“Our friends there were too worldly and too clever at mixing the pleasures of the world with the service of God.” (Story of a Soul, The Autobiography of Saint Therese of Lisieux)
Recently I read the autobiography of Saint Therese of Lisieux, who lived from 1873 to 1897. What was most remarkable to me about Therese was her singular devotion to Christ from a very early age. Her observation about family friends was made when she was a child.
As I read her statement, I wonder if she might say the same of me? Am I too clever at mixing the pleasures of the world with the service of God? Is such “cleverness” what I desire?
Peter instructs his readers about such cleverness in 1 Peter 4:1-3:
Therefore, since Christ suffered as a human, you should also arm yourselves with his way of thinking.
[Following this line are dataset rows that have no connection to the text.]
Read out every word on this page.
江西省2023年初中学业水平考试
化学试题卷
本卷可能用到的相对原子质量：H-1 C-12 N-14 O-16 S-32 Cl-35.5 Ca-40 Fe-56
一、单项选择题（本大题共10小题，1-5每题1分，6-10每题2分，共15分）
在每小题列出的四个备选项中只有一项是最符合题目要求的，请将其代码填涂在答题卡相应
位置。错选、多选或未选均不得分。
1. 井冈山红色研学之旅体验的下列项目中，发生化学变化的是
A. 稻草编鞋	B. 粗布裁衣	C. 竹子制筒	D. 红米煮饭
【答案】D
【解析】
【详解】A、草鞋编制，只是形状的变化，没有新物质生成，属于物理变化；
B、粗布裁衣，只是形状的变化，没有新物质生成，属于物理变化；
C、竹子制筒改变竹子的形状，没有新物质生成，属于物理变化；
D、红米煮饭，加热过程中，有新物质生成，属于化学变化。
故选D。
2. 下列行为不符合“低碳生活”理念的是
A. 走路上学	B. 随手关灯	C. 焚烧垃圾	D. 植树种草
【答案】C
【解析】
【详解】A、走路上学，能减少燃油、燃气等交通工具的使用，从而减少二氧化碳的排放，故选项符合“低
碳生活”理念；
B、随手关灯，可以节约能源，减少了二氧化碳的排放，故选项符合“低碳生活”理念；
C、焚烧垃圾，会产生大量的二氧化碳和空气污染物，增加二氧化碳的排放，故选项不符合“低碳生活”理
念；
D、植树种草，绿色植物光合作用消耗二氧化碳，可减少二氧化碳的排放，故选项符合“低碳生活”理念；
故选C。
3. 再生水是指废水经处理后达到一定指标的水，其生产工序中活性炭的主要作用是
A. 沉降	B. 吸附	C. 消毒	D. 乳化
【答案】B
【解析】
This is because whoever suffers is finished with sin. As a result, they don’t live the rest of their human lives in ways determined by human desires but in ways determined by God’s will. You have wasted enough time doing what unbelievers desire—living in their unrestrained immorality and lust, their drunkenness and excessive feasting and wild parties, and their forbidden worship of idols.
Human desires of unrestraint in food, entertainment, material wants, and physical pleasure—these sound a lot like the standard operating mode of our culture. Peter says that pursuing such things is a waste of time. Yet many of us who call ourselves Christians are right there, living in the unrestrained consumer mindset of our society. Maybe we are too clever for our own good, trying to live with such divided devotion. After all, Jesus observed: No one can serve two masters. Either you will hate the one and love the other, or you will be loyal to the one and have contempt for the other. You cannot serve God and wealth. (Matthew 6:24)
Do I really believe Jesus? Does my life show that I am singularly devoted or am I trying to live with divided devotion, serving two masters, which Jesus says cannot be done? I don’t want to waste time trying to do the impossible!